Bizzarement, je ne me sens pas dépaysée. J'ai l'impression que je suis déjà venue ici, que je connais cette place, cette culture. Je suis au milieu de tout ces gens inconnus, dans une ville inconnue, dans un pays très loin du mien après un voyage quand même pénible en avion et je reste là, pantelante, les yeux ouverts, scrutant tout autour, mais paisible. Comme si je me fermais les yeux et que je tournais sur moi même les cheveux dans le vent, sur le bord de la plage, comme nous voyons dans les films. Nous finissons par trouver ma guide super branchée, qui au départ je croyais que c'était un gars (oops!) et nous allons dans un restaurant, mais où ils ont le droit de servir de l'alcool. Là-bas les restaurants qui servent de l'alcool ne portent pas le même nom. La guide commande pour nous puisque tout est en japonais.....enfin mon premier repas, j'ai tellement faim!!!

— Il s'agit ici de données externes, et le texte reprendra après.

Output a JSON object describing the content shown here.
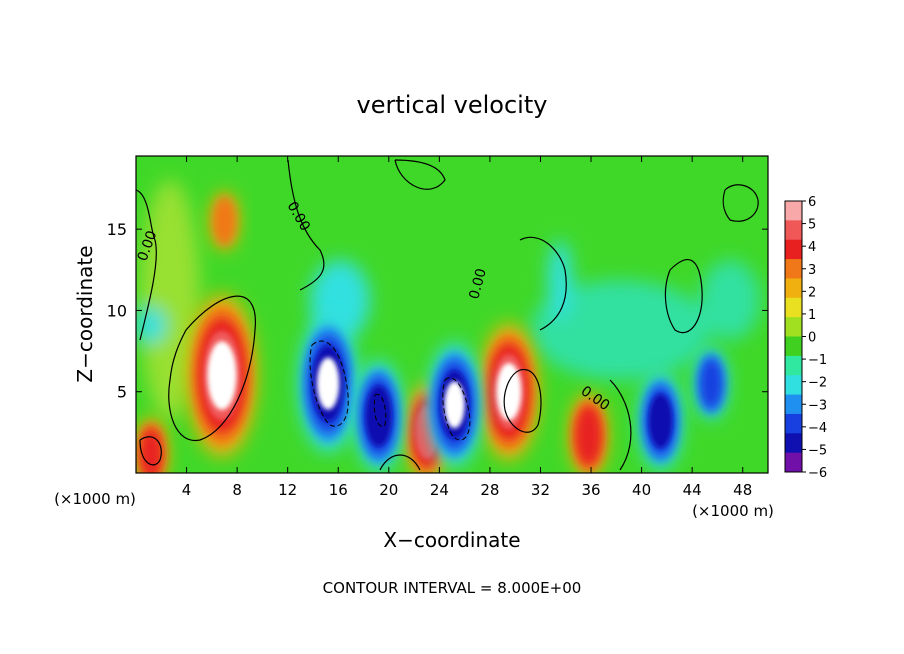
{
  "chart_data": {
    "type": "heatmap",
    "title": "vertical velocity",
    "xlabel": "X−coordinate",
    "ylabel": "Z−coordinate",
    "x_unit_label": "(×1000 m)",
    "z_unit_label": "(×1000 m)",
    "footer": "CONTOUR INTERVAL = 8.000E+00",
    "xlim": [
      0,
      50
    ],
    "ylim": [
      0,
      19.5
    ],
    "x_ticks": [
      4,
      8,
      12,
      16,
      20,
      24,
      28,
      32,
      36,
      40,
      44,
      48
    ],
    "y_ticks": [
      5,
      10,
      15
    ],
    "contour_labels": [
      "0.00",
      "0.00",
      "0.00",
      "0.00",
      "0.00"
    ],
    "colorbar": {
      "range": [
        -6,
        6
      ],
      "ticks": [
        "6",
        "5",
        "4",
        "3",
        "2",
        "1",
        "0",
        "−1",
        "−2",
        "−3",
        "−4",
        "−5",
        "−6"
      ],
      "colors": [
        "#f8a8a8",
        "#f05858",
        "#e82020",
        "#f07818",
        "#f0b010",
        "#e8e020",
        "#a0e020",
        "#40d020",
        "#30e8a0",
        "#30e0e0",
        "#2090f0",
        "#1840e0",
        "#1010b0",
        "#7010a8"
      ]
    },
    "features": [
      {
        "kind": "updraft",
        "x": 6.8,
        "z": 6.0,
        "w": 11
      },
      {
        "kind": "updraft",
        "x": 1.2,
        "z": 1.2,
        "w": 4
      },
      {
        "kind": "updraft",
        "x": 23.0,
        "z": 2.5,
        "w": 6
      },
      {
        "kind": "updraft",
        "x": 29.5,
        "z": 5.0,
        "w": 9
      },
      {
        "kind": "updraft",
        "x": 35.8,
        "z": 2.3,
        "w": 5
      },
      {
        "kind": "updraft",
        "x": 7.0,
        "z": 15.5,
        "w": 3
      },
      {
        "kind": "downdraft",
        "x": 15.2,
        "z": 5.5,
        "w": -9
      },
      {
        "kind": "downdraft",
        "x": 19.2,
        "z": 3.5,
        "w": -7
      },
      {
        "kind": "downdraft",
        "x": 25.2,
        "z": 4.2,
        "w": -8
      },
      {
        "kind": "downdraft",
        "x": 41.5,
        "z": 3.2,
        "w": -6
      },
      {
        "kind": "downdraft",
        "x": 45.5,
        "z": 5.5,
        "w": -4
      }
    ]
  }
}
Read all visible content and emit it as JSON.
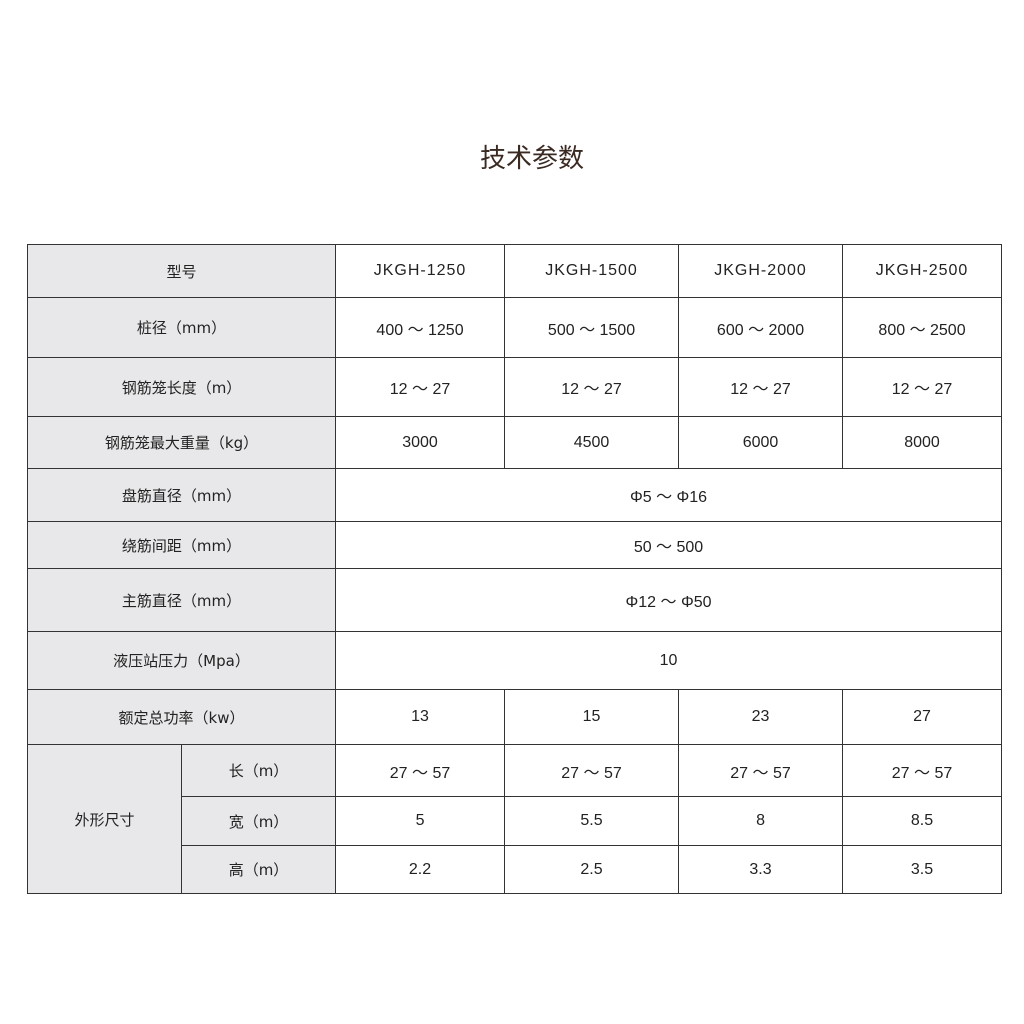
{
  "title": "技术参数",
  "table": {
    "header": {
      "label": "型号",
      "models": [
        "JKGH-1250",
        "JKGH-1500",
        "JKGH-2000",
        "JKGH-2500"
      ]
    },
    "rows": [
      {
        "label": "桩径（mm）",
        "values": [
          "400 ～ 1250",
          "500 ～ 1500",
          "600 ～ 2000",
          "800 ～ 2500"
        ]
      },
      {
        "label": "钢筋笼长度（m）",
        "values": [
          "12 ～ 27",
          "12 ～ 27",
          "12 ～ 27",
          "12 ～ 27"
        ]
      },
      {
        "label": "钢筋笼最大重量（kg）",
        "values": [
          "3000",
          "4500",
          "6000",
          "8000"
        ]
      },
      {
        "label": "盘筋直径（mm）",
        "value": "Φ5 ～ Φ16"
      },
      {
        "label": "绕筋间距（mm）",
        "value": "50 ～ 500"
      },
      {
        "label": "主筋直径（mm）",
        "value": "Φ12 ～ Φ50"
      },
      {
        "label": "液压站压力（Mpa）",
        "value": "10"
      },
      {
        "label": "额定总功率（kw）",
        "values": [
          "13",
          "15",
          "23",
          "27"
        ]
      }
    ],
    "dimensions": {
      "label": "外形尺寸",
      "rows": [
        {
          "label": "长（m）",
          "values": [
            "27 ～ 57",
            "27 ～ 57",
            "27 ～ 57",
            "27 ～ 57"
          ]
        },
        {
          "label": "宽（m）",
          "values": [
            "5",
            "5.5",
            "8",
            "8.5"
          ]
        },
        {
          "label": "高（m）",
          "values": [
            "2.2",
            "2.5",
            "3.3",
            "3.5"
          ]
        }
      ]
    }
  }
}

Le repas est fait de nouilles japonnaises au boeuf, de soupe au miso et de sachimi. Ce dernier est du poisson cru, tout simplement. Bien sûr il y a un bol de riz qui vient avec le tout, mais le sachimi est une assiette avec des tranches de poisson cru, dont des morceaus de "squid", c'est entre de la pieuvre et du calmar et c'est excellent!